- Born: Anandabharati Srinivasa Iyengar 1786 Umayalpuram, Thanjavur district, Tamil Nadu
- Died: 1846 (aged 59–60)
- Occupations: poet, playwright

= Anandabharati Aiyangar =

Indian Tamil-language poet and dramatist

Anandabharati Aiyangar (1786–1846) was an Indian Tamil-language poet and dramatist.

== Personal life ==
Anandabharati was born in 1786 at Umeiyammalpuram near Thanjavur. He was the son of a wealthy mirasdar (landlord) named Srinivasa Aiyangar. At the age of thirteen, he composed a drama named Nondi in praise of Yaneimelazhagar, the patron deity of his village. Soon afterwards, he migrated, along with his father, to Thiruvallur, where he lived for three years. From the age of fifteen, he was successively employed as the karnam and Samprathi of two different temples in Thanjavur. At the age of twenty-five, he resigned his job and settled down at Tiruvidaimarudur where he spent the rest of his life writing poems.
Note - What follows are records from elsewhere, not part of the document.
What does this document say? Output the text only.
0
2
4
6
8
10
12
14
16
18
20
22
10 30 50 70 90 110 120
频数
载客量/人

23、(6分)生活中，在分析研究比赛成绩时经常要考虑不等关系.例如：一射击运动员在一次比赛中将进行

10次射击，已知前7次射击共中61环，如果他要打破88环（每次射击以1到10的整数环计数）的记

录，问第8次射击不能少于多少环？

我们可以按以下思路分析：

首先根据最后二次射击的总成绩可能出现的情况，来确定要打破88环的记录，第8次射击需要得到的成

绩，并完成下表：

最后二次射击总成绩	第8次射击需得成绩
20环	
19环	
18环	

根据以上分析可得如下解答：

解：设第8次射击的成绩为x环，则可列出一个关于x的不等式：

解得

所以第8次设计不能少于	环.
Aiyarappa Tambiran, the dharmakarta of the shrine at Tiruvidaimarudur was so pleased at a drama written by him in praise of the presiding deity that he honored him with the gift of a house and garden, and conferred on him the title of Kavirajaswami. Anandabharati Aiyangar died in 1846 at the age of sixty.

== Poetic compositions ==
Some of his famous poetical compositions are Uttara Ramayana Kirtana, Desikaprabandham, Bagavata Dasamaskanda Nadagam, Marudur Venba and Muppattirattu.

He also composed hymns in honor of the Saivite shrines at Tiruchirapalli, Tirukadanthai and Thiruvaduthurai.